Figure 5. PLK1 inhibition plus EGFR inhibition induces DNA damage but does not substantially affect canonical EGFR downstream pathways in ER PC9 cell lines harboring T790M EGFR mutations

PC9-ER9 and PC9-ER11 cell lines were treated with 60 nM volasertib and/or 2 μM erlotinib or with vehicle controls for 2 h (A) or 48 h (B–D). (A, C, D) Cells were lysed and subjected to Western blotting with the indicated antibodies. (B) Representative fluorescence microscopy images of a comet assay (left panel); quantification comet tail moment in individual cells (right panel). *p < 0.05.
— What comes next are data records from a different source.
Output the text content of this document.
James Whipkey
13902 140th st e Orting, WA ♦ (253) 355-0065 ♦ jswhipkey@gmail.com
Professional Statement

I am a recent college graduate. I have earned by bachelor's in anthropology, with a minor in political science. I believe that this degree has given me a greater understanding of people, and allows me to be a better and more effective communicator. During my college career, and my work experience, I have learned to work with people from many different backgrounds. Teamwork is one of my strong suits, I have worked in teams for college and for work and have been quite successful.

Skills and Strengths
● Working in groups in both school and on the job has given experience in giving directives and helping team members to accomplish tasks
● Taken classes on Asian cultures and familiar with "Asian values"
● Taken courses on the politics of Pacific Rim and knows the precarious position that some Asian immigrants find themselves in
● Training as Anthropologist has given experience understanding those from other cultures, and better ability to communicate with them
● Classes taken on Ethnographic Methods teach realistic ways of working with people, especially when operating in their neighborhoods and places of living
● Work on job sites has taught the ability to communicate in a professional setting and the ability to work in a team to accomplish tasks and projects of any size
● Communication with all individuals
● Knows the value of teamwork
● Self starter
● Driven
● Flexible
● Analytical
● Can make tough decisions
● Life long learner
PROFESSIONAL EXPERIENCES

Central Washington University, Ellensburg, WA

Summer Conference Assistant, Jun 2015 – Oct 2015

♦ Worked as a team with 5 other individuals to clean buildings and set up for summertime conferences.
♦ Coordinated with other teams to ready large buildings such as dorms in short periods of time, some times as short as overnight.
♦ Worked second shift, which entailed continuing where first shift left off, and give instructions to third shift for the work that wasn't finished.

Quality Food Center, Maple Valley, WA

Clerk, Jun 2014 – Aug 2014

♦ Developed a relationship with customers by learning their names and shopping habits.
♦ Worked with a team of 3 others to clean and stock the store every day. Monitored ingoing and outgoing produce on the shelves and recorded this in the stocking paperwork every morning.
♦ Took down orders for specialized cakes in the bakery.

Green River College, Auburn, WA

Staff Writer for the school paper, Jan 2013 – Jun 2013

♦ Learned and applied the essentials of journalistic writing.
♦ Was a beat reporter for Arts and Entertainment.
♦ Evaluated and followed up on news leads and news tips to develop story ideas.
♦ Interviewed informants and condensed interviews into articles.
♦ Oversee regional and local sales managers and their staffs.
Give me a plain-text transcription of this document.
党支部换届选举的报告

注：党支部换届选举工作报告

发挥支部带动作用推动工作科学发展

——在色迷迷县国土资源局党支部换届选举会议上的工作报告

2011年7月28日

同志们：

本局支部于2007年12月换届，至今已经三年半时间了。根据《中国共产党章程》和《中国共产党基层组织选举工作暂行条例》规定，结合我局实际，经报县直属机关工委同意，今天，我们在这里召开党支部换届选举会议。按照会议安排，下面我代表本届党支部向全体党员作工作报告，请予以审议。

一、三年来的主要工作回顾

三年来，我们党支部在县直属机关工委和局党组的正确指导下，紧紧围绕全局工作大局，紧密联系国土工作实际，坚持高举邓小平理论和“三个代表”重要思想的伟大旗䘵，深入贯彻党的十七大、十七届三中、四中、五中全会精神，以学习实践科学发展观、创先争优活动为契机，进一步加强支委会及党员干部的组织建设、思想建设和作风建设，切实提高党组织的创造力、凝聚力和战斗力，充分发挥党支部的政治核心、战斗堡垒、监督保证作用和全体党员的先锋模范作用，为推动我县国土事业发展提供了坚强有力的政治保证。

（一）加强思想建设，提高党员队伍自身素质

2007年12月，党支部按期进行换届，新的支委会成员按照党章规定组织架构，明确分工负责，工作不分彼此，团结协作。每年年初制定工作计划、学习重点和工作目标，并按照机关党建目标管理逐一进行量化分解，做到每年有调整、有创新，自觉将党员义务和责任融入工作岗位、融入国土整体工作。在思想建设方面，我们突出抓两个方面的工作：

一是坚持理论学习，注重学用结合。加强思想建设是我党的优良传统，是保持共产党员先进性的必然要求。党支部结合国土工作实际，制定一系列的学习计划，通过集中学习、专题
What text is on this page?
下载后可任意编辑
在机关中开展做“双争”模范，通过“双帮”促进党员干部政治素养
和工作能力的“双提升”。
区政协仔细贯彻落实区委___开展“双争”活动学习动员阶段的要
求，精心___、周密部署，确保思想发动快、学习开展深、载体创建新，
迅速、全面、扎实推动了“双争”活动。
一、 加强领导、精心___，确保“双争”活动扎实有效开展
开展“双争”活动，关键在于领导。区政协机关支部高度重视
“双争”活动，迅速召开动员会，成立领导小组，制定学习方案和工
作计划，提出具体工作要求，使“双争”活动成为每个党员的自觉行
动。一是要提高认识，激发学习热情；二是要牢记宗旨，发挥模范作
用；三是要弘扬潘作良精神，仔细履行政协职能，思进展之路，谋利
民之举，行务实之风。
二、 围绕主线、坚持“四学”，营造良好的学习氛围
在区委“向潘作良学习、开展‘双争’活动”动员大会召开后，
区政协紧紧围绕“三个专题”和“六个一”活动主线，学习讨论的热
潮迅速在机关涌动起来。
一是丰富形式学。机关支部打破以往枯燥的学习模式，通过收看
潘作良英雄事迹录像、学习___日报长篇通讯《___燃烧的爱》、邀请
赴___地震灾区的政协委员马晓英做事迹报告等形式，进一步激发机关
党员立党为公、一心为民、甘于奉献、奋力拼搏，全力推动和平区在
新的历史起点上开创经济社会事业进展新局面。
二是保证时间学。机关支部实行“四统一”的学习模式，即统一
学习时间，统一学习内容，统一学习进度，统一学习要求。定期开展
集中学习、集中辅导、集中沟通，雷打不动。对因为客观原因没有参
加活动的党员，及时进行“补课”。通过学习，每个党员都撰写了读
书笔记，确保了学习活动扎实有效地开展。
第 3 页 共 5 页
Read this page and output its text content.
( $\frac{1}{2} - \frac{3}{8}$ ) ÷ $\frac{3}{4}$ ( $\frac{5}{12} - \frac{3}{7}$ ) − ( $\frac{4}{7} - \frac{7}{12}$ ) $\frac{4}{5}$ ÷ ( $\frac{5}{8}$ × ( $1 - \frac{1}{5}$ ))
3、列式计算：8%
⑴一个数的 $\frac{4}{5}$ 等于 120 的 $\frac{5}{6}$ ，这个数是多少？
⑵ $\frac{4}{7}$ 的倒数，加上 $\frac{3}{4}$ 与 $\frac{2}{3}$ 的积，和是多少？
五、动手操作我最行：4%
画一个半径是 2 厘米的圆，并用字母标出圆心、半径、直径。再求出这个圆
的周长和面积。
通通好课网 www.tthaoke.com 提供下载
Figure 6. Inhibition of both PLK1 and EGFR is more effective than inhibition of either target alone in ER NSCLC xenograft models. Mice bearing PC9-ER9 xenograft tumors with volumes of 150 mm³ were treated with volasertib and/or erlotinib or with vehicle controls

(A) Tumor volume was measured twice weekly and significantly decreased after combination treatment. After 3 weeks of treatment, the mice were humanely killed. Resected tumors were subjected to immunohistochemical analysis for Ki67 (C) and caspase 3 (B) protein expression, which was scored and quantitated.